On August 15, 1870, the first permanent railroad link across the United States from the Atlantic Coast to the Pacific Coast was completed when the final spike was driven in the Kansas Pacific Railway at Comanche Crossing in northeast Colorado. The exact spot is just east of Strasburg, near railroad mile marker 602, and the event is commemorated with a monument in Strasburg’s Lyons Park. In 1970 the site was listed on the National Register of Historic Places to honor the centennial of the railroad’s completion.
Coast-to-Coast Rail Service
Most people think that the first transcontinental railroad in the United States was completed on May 10, 1869, when the Union Pacific Railroad joined the Central Pacific Railroad in a famous celebration at Promontory, Utah. This is true, to a point. That railroad connected Omaha, Nebraska, to Sacramento, California, but there was not yet a permanent, continuous rail line from an Atlantic Coast port to a Pacific Coast port. Even after the Central Pacific extended its line to San Francisco Bay later that year, one major gap still existed between Omaha, Nebraska, and Council Bluffs, Iowa, where cargo had to be ferried across the Missouri River because there was no permanent railroad bridge. Ice bridges could be constructed across the river in the winter—as one was in early 1870, providing a temporary connection from coast to coast—but those lasted only a few months before the ice started to break up.
Meanwhile, new railroad and bridge connections south of the main Union Pacific–Central Pacific line forged the first permanent rail link from coast to coast. On June 30, 1869, the first railroad bridge across the Missouri River opened in Kansas City. By that time the Kansas Pacific Railway was building west toward Denver, and the Denver Pacific Railroad was working to connect Denver to the main Union Pacific line in Cheyenne. In June 1870, the Denver Pacific completed its work. Crews started building east from Denver to meet the Kansas Pacific, which had already reached eastern Colorado. On August 14, the westbound crew reached Bennett and the eastbound crew reached Byers, leaving just over ten miles between them. The race to finish started at 5 am on August 15, and at 2:53 pm the two sides joined at a site 928 feet east of mile marker 602, near the crossing of Comanche Creek.

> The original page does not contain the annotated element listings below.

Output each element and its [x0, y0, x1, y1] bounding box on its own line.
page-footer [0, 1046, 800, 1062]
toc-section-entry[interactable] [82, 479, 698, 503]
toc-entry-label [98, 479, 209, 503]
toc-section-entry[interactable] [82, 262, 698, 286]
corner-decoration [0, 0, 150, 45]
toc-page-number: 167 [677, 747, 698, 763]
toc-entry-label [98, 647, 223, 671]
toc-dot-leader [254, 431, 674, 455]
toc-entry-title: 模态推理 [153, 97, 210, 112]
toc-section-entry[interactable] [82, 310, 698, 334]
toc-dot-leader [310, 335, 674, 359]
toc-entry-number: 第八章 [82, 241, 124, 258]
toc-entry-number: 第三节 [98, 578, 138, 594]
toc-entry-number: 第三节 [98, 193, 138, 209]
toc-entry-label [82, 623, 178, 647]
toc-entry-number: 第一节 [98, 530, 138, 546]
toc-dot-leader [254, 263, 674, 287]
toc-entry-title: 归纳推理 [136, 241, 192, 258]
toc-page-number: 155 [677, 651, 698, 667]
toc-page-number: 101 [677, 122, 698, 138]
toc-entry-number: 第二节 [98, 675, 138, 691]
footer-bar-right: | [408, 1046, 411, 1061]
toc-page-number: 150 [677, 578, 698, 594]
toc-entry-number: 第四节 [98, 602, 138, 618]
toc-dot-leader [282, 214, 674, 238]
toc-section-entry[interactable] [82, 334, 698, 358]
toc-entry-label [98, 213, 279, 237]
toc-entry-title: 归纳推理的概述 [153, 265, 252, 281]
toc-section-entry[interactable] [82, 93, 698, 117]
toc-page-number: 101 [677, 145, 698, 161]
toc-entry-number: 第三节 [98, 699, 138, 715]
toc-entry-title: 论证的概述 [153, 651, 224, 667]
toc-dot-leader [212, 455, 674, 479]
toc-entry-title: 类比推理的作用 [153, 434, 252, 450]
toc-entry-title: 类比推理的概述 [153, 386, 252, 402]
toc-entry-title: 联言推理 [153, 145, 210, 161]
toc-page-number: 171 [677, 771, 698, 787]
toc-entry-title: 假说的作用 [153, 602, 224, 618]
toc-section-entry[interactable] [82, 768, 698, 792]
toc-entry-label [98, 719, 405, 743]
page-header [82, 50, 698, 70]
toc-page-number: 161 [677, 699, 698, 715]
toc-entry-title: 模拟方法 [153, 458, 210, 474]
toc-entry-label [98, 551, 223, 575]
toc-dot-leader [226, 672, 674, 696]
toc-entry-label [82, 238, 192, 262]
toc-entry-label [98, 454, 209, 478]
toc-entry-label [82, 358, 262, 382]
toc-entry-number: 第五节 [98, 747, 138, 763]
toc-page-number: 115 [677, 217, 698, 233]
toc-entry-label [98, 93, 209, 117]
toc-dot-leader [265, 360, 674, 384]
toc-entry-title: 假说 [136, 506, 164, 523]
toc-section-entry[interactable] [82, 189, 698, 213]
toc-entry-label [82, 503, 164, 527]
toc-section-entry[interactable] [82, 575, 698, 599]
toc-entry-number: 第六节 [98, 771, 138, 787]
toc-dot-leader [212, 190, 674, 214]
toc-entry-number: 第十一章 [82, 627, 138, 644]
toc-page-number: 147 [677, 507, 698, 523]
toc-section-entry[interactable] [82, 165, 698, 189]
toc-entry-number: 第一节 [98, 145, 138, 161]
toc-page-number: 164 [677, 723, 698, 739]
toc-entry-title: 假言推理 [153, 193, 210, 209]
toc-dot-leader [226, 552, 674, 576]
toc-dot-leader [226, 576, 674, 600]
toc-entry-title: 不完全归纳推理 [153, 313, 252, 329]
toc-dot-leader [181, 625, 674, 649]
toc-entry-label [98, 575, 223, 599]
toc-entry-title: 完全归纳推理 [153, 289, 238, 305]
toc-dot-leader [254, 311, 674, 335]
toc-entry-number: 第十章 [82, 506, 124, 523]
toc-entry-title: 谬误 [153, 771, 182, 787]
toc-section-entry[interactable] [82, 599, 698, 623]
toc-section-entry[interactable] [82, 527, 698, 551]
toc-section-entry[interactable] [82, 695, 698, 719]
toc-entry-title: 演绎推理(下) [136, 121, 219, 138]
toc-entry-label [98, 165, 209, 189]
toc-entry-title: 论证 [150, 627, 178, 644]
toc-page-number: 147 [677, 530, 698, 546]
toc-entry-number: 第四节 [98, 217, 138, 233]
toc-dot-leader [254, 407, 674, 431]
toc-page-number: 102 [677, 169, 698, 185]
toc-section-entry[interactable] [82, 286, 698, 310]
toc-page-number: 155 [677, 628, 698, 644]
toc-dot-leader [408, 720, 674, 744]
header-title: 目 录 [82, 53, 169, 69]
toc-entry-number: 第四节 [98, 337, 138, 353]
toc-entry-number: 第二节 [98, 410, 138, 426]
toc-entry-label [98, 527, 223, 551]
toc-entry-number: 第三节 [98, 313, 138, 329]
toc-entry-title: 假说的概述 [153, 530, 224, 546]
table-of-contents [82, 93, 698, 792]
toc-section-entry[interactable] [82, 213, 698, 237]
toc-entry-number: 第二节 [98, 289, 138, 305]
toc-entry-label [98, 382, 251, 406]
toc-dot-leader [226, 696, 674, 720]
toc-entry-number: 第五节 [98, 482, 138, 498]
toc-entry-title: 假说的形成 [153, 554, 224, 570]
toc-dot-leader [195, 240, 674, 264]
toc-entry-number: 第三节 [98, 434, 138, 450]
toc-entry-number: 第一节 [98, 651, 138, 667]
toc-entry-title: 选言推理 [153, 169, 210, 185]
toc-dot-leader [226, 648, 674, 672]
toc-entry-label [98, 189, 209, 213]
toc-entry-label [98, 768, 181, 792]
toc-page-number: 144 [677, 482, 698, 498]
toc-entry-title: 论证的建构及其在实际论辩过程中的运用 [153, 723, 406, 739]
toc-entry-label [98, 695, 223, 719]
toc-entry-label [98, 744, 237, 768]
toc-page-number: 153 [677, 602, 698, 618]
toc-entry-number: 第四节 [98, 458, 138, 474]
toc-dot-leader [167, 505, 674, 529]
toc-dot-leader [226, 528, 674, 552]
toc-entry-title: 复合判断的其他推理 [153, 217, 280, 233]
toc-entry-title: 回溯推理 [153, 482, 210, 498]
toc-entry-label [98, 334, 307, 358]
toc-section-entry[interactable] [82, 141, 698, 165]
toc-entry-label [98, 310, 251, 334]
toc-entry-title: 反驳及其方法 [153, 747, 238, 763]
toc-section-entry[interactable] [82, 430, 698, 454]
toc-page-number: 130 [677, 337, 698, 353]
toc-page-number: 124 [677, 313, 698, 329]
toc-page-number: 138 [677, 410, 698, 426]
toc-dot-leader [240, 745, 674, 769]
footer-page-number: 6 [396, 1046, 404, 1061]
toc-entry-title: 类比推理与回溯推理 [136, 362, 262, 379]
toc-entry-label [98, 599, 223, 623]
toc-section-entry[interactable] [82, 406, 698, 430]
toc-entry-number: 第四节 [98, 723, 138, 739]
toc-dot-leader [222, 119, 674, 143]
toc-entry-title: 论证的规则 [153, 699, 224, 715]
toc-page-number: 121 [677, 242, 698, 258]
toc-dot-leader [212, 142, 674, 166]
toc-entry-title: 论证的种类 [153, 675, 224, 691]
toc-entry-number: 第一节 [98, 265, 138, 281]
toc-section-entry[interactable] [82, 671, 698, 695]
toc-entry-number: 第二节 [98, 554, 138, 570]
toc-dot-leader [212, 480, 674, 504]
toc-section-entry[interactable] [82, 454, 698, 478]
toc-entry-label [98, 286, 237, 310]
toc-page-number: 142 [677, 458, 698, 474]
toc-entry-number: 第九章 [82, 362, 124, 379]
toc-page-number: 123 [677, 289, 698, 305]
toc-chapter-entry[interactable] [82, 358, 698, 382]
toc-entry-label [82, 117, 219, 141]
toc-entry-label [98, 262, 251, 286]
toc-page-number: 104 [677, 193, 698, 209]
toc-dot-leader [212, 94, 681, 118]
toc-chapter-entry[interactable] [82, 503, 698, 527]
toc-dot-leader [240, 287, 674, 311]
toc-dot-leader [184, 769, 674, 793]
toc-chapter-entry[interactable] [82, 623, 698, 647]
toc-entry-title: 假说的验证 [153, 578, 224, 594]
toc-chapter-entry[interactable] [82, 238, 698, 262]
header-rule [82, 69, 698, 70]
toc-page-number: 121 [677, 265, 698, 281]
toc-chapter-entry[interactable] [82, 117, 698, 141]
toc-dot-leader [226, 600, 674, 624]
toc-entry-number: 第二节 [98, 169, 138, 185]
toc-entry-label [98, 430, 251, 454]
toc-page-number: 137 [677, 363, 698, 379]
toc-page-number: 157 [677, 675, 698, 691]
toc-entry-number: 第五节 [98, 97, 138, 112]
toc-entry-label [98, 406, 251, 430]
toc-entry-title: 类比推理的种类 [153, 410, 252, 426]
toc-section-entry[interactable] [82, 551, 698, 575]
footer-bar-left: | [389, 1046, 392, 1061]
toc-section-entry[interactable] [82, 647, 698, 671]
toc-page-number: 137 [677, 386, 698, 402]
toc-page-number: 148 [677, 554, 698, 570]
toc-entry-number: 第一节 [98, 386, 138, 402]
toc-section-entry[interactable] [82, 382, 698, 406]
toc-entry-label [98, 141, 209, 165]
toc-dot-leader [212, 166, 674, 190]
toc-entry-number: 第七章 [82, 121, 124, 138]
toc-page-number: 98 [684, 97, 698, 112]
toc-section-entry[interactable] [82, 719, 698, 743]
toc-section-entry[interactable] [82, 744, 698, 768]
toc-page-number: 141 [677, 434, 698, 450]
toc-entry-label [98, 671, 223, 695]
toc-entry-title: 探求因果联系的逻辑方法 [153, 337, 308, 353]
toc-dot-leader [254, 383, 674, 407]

By linking the east side of the Missouri River at Kansas City to the Union Pacific–Central Pacific line that reached the West Coast, the joining of the rails at Comanche Crossing completed the first permanent, unbroken stretch of rail across the continent. This route remained the only all-rail route from coast to coast until March 22, 1872, when the Union Pacific completed a permanent railroad bridge across the Missouri River at Omaha.
Monument to Comanche Crossing
In the early twentieth century, the town of Strasburg took shape less than a mile west of Comanche Crossing. In 1969 residents formed the Comanche Crossing Historical Society to promote local history, and in 1970 the community held a centennial celebration of the completion of the first coast-to-coast rail line. At that time the site was listed on the National Register of Historic Places. The original rails have been replaced and there is no marker at the exact spot where the rails were joined, but the historical society has placed a monument in Strasburg’s Lyons Park and operates a small museum nearby that is open during the summer.